Emil Leeb (17 June 1881 – 8 September 1969) was a German General during the Second World War. A professional soldier, he saw active service during both World Wars. Leeb's older brother Wilhelm Ritter von Leeb was a Generalfeldmarschall (Field Marshal) of the Wehrmacht during the Second World War.

==First World War==
Leeb entered Army service on 7 July 1901. He attended the War School in Munich, the Bavarian Artillery & Engineer School, and then the Bavarian War Academy. Before and during World War I, Leeb served as an adjutant in artillery units and then was appointed a General Staff officer. Leeb was promoted to captain on 1 June 1915. In June 1917, he was transferred to the General staff in the XVth Royal Bavarian Reserve Corps and an infantry division. Leeb participated in battles around Lorraine, Northern France, Galicia, the Carpathian Mountains, Flanders and the German withdrawal from Northern France. Leeb's older brother, Wilhelm Ritter von Leeb, had the knightly rank of "Ritter" and the nobiliary particle of "von", not by birth, but thanks to the conferment of the Bavarian Military Order of Max Joseph and a patent of nobility. Hence, the older brother had "von" between his names, but the younger brother did not.

==Interwar period==
Remaining in the downsized Reichswehr after the end of the war in November 1918, during 1919 Leeb served as a staff officer with the 4th Bavarian Field Artillery Regiment, the Detachment Hierl (Freikorps), the 24th Reichswehr Brigade, Niederwerfung des Spartacus Aufstandes in Bavaria, before a posting to the German War Ministry (1 October 1919 – 1 October 1921), an artillery regiment (1 October 1921 – 1 October 1924), and the War Academy (7th Division) in Munich (1924 - 1 October 1928). He was promoted to Major on 1 February 1925. Between 1929 and 1933, Leeb served as commander of the Mountain Transport and Observation Squadron in Landsberg. He became a supply officer (Provision Matters) in the War Ministry (1 April 1933 – 1 April 1936), before promotion to Generalmajor on 1 July 1935, and later was given command of the 15th Infantry Division (1 April 1936 – 1 April 1939) at Frankfurt-am-Main.

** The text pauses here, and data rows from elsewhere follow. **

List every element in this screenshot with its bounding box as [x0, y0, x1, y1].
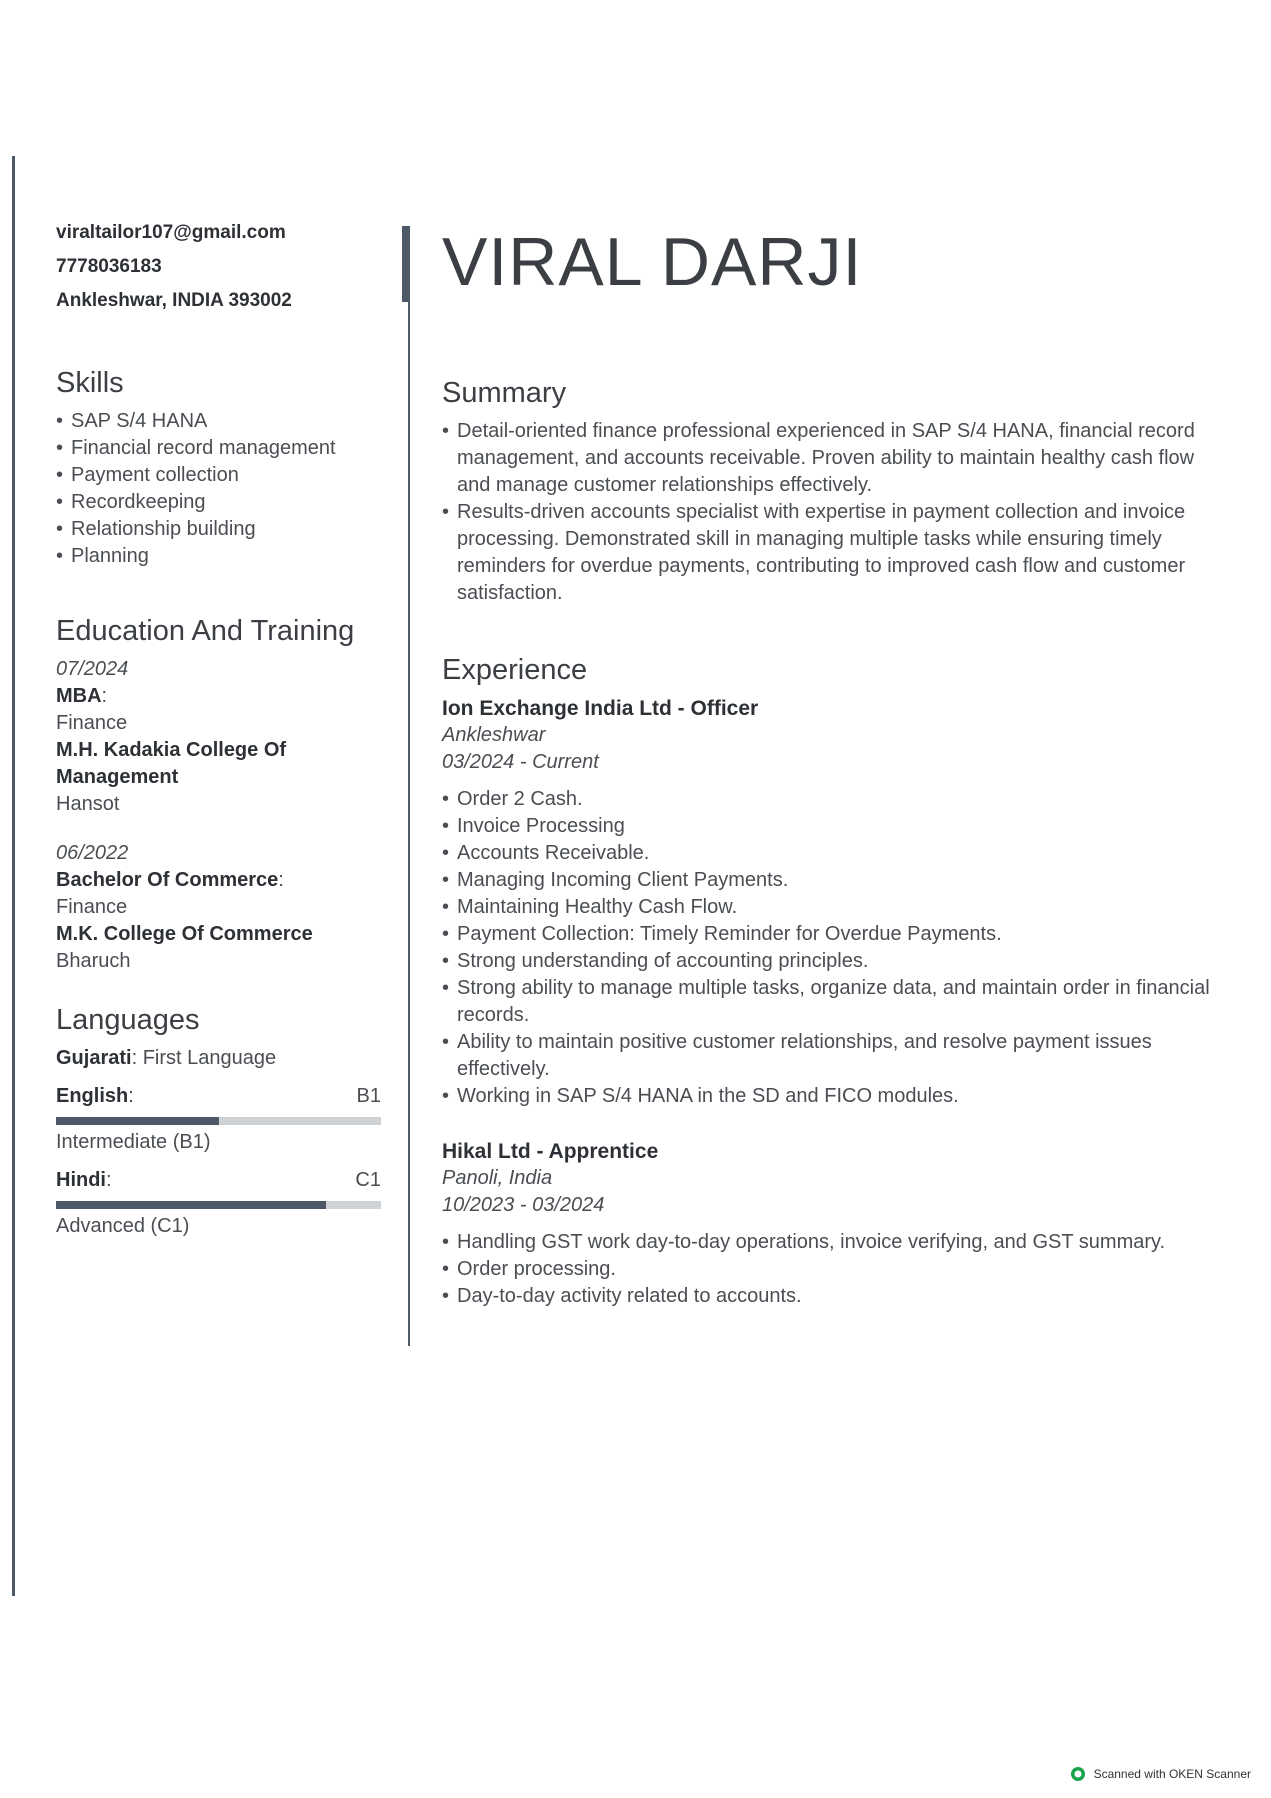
- experience-section: [442, 653, 1232, 1310]
- job-bullet: • Strong ability to manage multiple tasks, organize data, and maintain order in financial records.: [442, 975, 1232, 1029]
- job-bullets: [442, 1229, 1232, 1310]
- native-language-level: First Language: [142, 1047, 277, 1069]
- education-date: 07/2024: [56, 658, 129, 680]
- education-school: M.K. College Of Commerce: [56, 923, 313, 945]
- summary-section: [442, 376, 1232, 607]
- job-bullet: • Accounts Receivable.: [442, 840, 1232, 867]
- left-column: [56, 222, 381, 1239]
- skill-item: • Financial record management: [56, 435, 381, 462]
- language-proficiency-fill: [56, 1117, 219, 1125]
- skill-item: • Planning: [56, 543, 381, 570]
- summary-item: • Results-driven accounts specialist with expertise in payment collection and invoice processing. Demonstrated skill in managing multiple tasks while ensuring timely reminders for overdue payments, contributing to improved cash flow and customer satisfaction.: [442, 499, 1232, 607]
- education-entry: 06/2022 Bachelor Of Commerce: Finance M.K. College Of Commerce Bharuch: [56, 840, 381, 975]
- summary-item: • Detail-oriented finance professional experienced in SAP S/4 HANA, financial record management, and accounts receivable. Proven ability to maintain healthy cash flow and manage customer relationships effectively.: [442, 418, 1232, 499]
- language-row-english: English: B1: [56, 1085, 381, 1107]
- job-title: Hikal Ltd - Apprentice: [442, 1140, 659, 1163]
- experience-title: Experience: [442, 654, 588, 686]
- job-dates: 03/2024 - Current: [442, 751, 599, 773]
- education-location: Bharuch: [56, 950, 131, 972]
- skill-item: • Recordkeeping: [56, 489, 381, 516]
- scanner-text: Scanned with OKEN Scanner: [1093, 1767, 1251, 1781]
- language-name: English: [56, 1085, 129, 1107]
- language-code: C1: [355, 1169, 381, 1191]
- job-title: Ion Exchange India Ltd - Officer: [442, 697, 759, 720]
- language-code: B1: [356, 1085, 381, 1107]
- job-dates: 10/2023 - 03/2024: [442, 1194, 605, 1216]
- job-bullet: • Payment Collection: Timely Reminder for Overdue Payments.: [442, 921, 1232, 948]
- job-bullets: [442, 786, 1232, 1110]
- language-proficiency-bar: [56, 1117, 381, 1125]
- job-bullet: • Handling GST work day-to-day operations, invoice verifying, and GST summary.: [442, 1229, 1232, 1256]
- skill-item: • Payment collection: [56, 462, 381, 489]
- page-edge-line: [12, 156, 15, 1596]
- scanner-watermark: [1070, 1766, 1251, 1782]
- language-name: Hindi: [56, 1169, 106, 1191]
- education-school: M.H. Kadakia College Of Management: [56, 739, 287, 788]
- job-bullet: • Managing Incoming Client Payments.: [442, 867, 1232, 894]
- language-proficiency-bar: [56, 1201, 381, 1209]
- right-column: [442, 222, 1232, 1338]
- education-date: 06/2022: [56, 842, 129, 864]
- language-level: Advanced (C1): [56, 1215, 190, 1237]
- education-degree: Bachelor Of Commerce: [56, 869, 279, 891]
- skills-section: [56, 366, 381, 570]
- job-bullet: • Strong understanding of accounting principles.: [442, 948, 1232, 975]
- job-location: Panoli, India: [442, 1167, 553, 1189]
- native-language-name: Gujarati: [56, 1047, 132, 1069]
- languages-title: Languages: [56, 1004, 200, 1036]
- language-row-hindi: Hindi: C1: [56, 1169, 381, 1191]
- education-degree: MBA: [56, 685, 102, 707]
- language-proficiency-fill: [56, 1201, 326, 1209]
- job-location: Ankleshwar: [442, 724, 546, 746]
- language-level: Intermediate (B1): [56, 1131, 211, 1153]
- education-field: Finance: [56, 712, 128, 734]
- job-bullet: • Invoice Processing: [442, 813, 1232, 840]
- native-language: Gujarati: First Language: [56, 1047, 277, 1069]
- contact-block: [56, 222, 381, 312]
- skill-item: • SAP S/4 HANA: [56, 408, 381, 435]
- job-bullet: • Order processing.: [442, 1256, 1232, 1283]
- job-bullet: • Ability to maintain positive customer relationships, and resolve payment issues effectively.: [442, 1029, 1232, 1083]
- languages-section: [56, 1003, 381, 1239]
- job-bullet: • Working in SAP S/4 HANA in the SD and FICO modules.: [442, 1083, 1232, 1110]
- education-section: [56, 614, 381, 975]
- job-entry: [442, 695, 1232, 1110]
- skills-list: [56, 408, 381, 570]
- skill-item: • Relationship building: [56, 516, 381, 543]
- education-title: Education And Training: [56, 615, 355, 647]
- education-entry: 07/2024 MBA: Finance M.H. Kadakia College Of Management Hansot: [56, 656, 381, 818]
- summary-list: [442, 418, 1232, 607]
- summary-title: Summary: [442, 377, 567, 409]
- skills-title: Skills: [56, 367, 124, 399]
- candidate-name: VIRAL DARJI: [442, 224, 863, 300]
- contact-address: Ankleshwar, INDIA 393002: [56, 290, 292, 311]
- job-bullet: • Day-to-day activity related to accounts.: [442, 1283, 1232, 1310]
- job-bullet: • Maintaining Healthy Cash Flow.: [442, 894, 1232, 921]
- scanner-logo-icon: [1070, 1766, 1086, 1782]
- contact-email: viraltailor107@gmail.com: [56, 222, 286, 243]
- education-location: Hansot: [56, 793, 120, 815]
- job-entry: [442, 1138, 1232, 1310]
- job-bullet: • Order 2 Cash.: [442, 786, 1232, 813]
- column-divider: [408, 226, 410, 1346]
- contact-phone: 7778036183: [56, 256, 162, 277]
- education-field: Finance: [56, 896, 128, 918]
- name-accent-bar: [402, 226, 410, 302]
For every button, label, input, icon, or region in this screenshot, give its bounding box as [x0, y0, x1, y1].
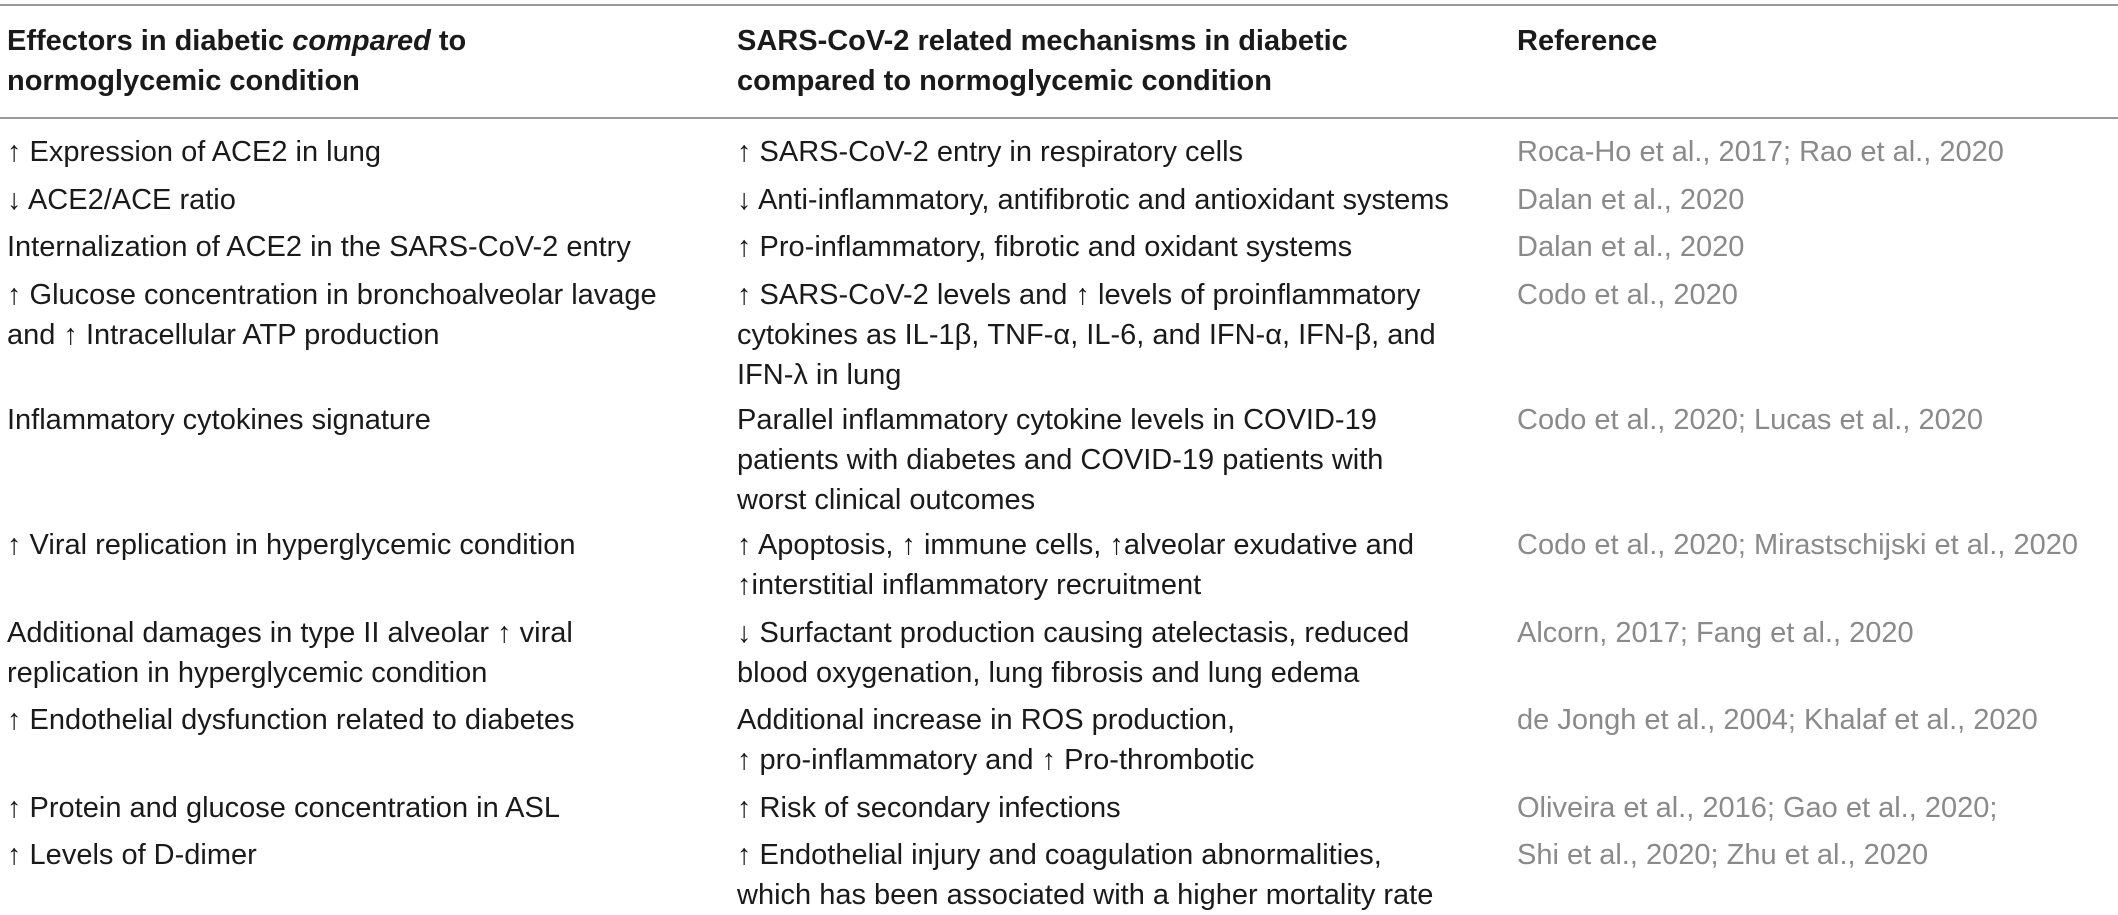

After promotion to Generalleutnant in early 1937, he became Commanding General of the XI Army Corps (1 April 1939 – 16 April 1940) in Hanover, where he was responsible for recruiting, training, and mobilization. During this period he was promoted to General of the Artillery (1 April 1939) and also became commander of Military District XI (1 April 1939 – 31 August 1939).

==Second World War==
Leeb took part in the invasion of Poland, with his XI Corps attacking towards Warsaw. He initially reported to Walther von Reichenau of the 10th Army, before his unit formed the left wing of Reichenau's drive towards Łódź. Later, his unit was transferred to Johannes Blaskowitz's 8th Army in its attack from the east-central region of Germany into west-central Poland, before sweeping on towards Warsaw. On 15 April 1940, Leeb became Chief of the Waffenamt (Army Ordnance Weapons Depot) at the War Ministry in Berlin (15 April 1940 – 1 January 1945). His predecessor, Karl Becker, had committed suicide because he was unable to properly supply the field units with ammunition. During this period, Leeb also served as an advisor to the Works Company for Weapons and Mechanical Engineering, which was directed by Hermann Göring in Berlin (17 January 1941 – 29 December 1942), and he then served as a member of the Armaments Advisory Service (December 1942 - 1 May 1945). In late 1944, Leeb's section became part of Heinrich Himmler's Replacement Army. Leeb retired on 1 May 1945, the day following Adolf Hitler's death.